Friday, January 11, 2008

I HAVE A BETTER IDEA: HOW ABOUT NOT RUNNING AT ALL? FOR ANYTHING?

Nobody (or at least nobody outside his inner circle of coat-holders) really wants Mike Bloomberg to get involved in this year's presidential race -- even some of the people who gathered in Oklahoma with him earlier this week to discuss a third-party presidential candidacy backed away from endorsing him -- but he's just soldiering on regardless; Unity08 seems to be morphing into a Draft Bloomberg movement, and his people (or someone) got AP to write about his efforts to "microtarget" possible voters, which put speculation about his candidacy on the front pages of two local papers yesterday.

And now today, from The New York Sun -- which loves the idea of a Bloomberg presidency -- we have an alternate scenario.

The headline is

Bloomberg for No. 2 Spot Is Tempting for Some

-- but it's not at all clear from the story who those "some" might be (other than Bloomberg's own posse and the Sun itself):

As Mayor Bloomberg eyes a run for president, candidates from both parties are likely eyeing him -- and his billions of dollars -- for the no. 2 spot on a ticket.

Spoiler alert: The assertion that candidates are "likely eyeing him" isn't supported by anything in the story. We're told that Bloomberg has bags of money. We're told a #2 slot "would allow him to stay in the national spotlight and spearhead initiatives in areas he has focused on as mayor, including the environment and public health." And we're told this (which, I must confess, I fell for recently):

A breakfast at a Midtown Manhattan diner in November set off a torrent of speculation that an Obama-Bloomberg ticket could surface this year, and talk of a possible partnership between Senator McCain and Mr.
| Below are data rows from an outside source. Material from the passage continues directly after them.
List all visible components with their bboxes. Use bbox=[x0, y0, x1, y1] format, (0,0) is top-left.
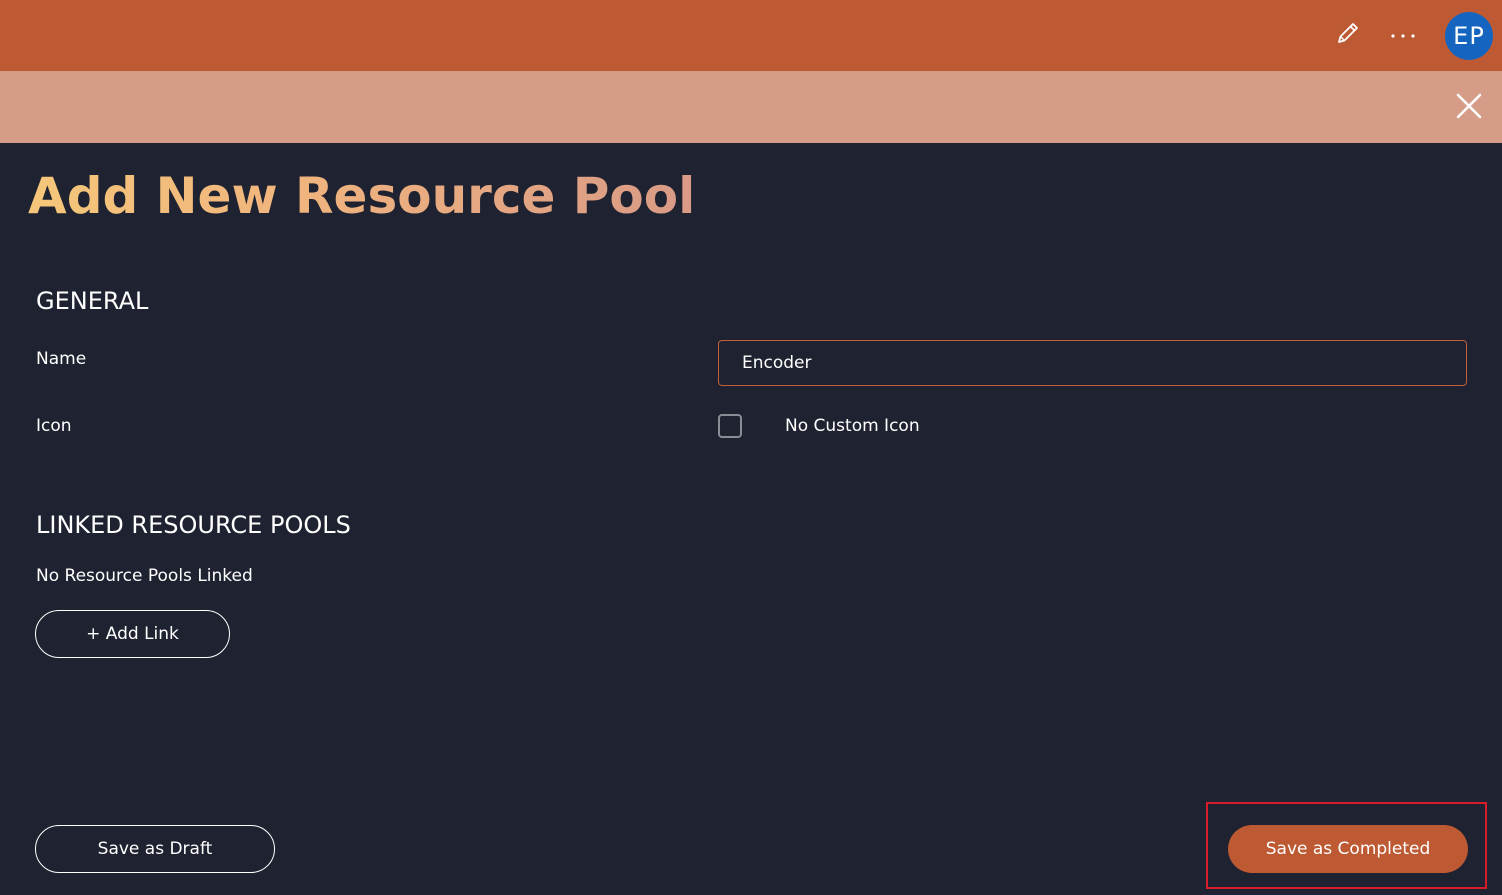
more-options-button[interactable] bbox=[1382, 14, 1424, 56]
top-bar: EP bbox=[0, 0, 1502, 71]
no-custom-icon-label[interactable]: No Custom Icon bbox=[785, 416, 920, 436]
save-as-draft-button[interactable]: Save as Draft bbox=[35, 825, 275, 873]
resource-pool-page: EP Add New Resource Pool GENERAL Name Ic… bbox=[0, 0, 1502, 895]
avatar[interactable]: EP bbox=[1445, 12, 1493, 60]
save-as-completed-label: Save as Completed bbox=[1265, 839, 1431, 859]
name-label: Name bbox=[36, 349, 87, 369]
icon-label: Icon bbox=[36, 416, 72, 436]
close-icon bbox=[1455, 92, 1483, 124]
no-custom-icon-checkbox[interactable] bbox=[718, 414, 742, 438]
add-link-button[interactable]: + Add Link bbox=[35, 610, 230, 658]
close-button[interactable] bbox=[1449, 88, 1489, 128]
linked-resource-pools-heading: LINKED RESOURCE POOLS bbox=[36, 511, 351, 539]
general-section-heading: GENERAL bbox=[36, 287, 149, 315]
name-input[interactable] bbox=[718, 340, 1467, 386]
more-horizontal-icon bbox=[1389, 26, 1417, 45]
no-linked-pools-text: No Resource Pools Linked bbox=[36, 566, 253, 586]
pencil-icon bbox=[1334, 19, 1362, 51]
sub-bar bbox=[0, 71, 1502, 143]
edit-button[interactable] bbox=[1327, 14, 1369, 56]
page-title: Add New Resource Pool bbox=[28, 163, 695, 229]
save-as-completed-button[interactable]: Save as Completed bbox=[1228, 825, 1468, 873]
avatar-initials: EP bbox=[1453, 22, 1485, 50]
add-link-label: + Add Link bbox=[86, 624, 179, 644]
save-as-draft-label: Save as Draft bbox=[97, 839, 213, 859]
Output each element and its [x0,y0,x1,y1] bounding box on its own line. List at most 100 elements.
Bloomberg began when the Republican candidate praised the mayor's record on education during a debate on December 12.

Also this (which is true):

A former opinion columnist for the New York Times, William Safire, predicted in a piece that ran in the Times on December 31 that Messrs. McCain and Bloomberg would team up.

But we're never given any evidence whatsoever that any candidate is seriously looking at him as a running mate.

Let's dispense with the McCain scenario first: He's looking more and more like the eventual GOP nominee -- but he's engendered widespread disgust among some members of own party, who think he's a "RINO." Why would he pick someone else who's going to alienate the base, someone who was a Republican In Name Only and then insulted the party further by dispensing with even the Republican name? As has been demonstrated repeatedly, McCain can simply pick someone satisfactory to the base (or even a base favorite), secure in the knowledge that the media will never write about that person's extreme right-wing positions as if they're extreme -- that's the way politics works in America. McCain won't need Bloomberg -- he could easily pick, say, Sam Brownback or Mike Huckabee and still get centrists' votes (alas).

Obama, I'd say, wouldn't pick Bloomberg for the simple reason that Bloomberg brings nothing to the ticket whatsoever (except money, which Obama is perfectly capable of raising all by himself). In what red state is an unmarried Jewish socially liberal New Yorker who's originally from Boston going to help him?

Forget it. Not gonna happen. But I'm sure Bloomberg enjoys the flattery, and we'll see if the Sun is eventually rewarded for it in some way by the mayor.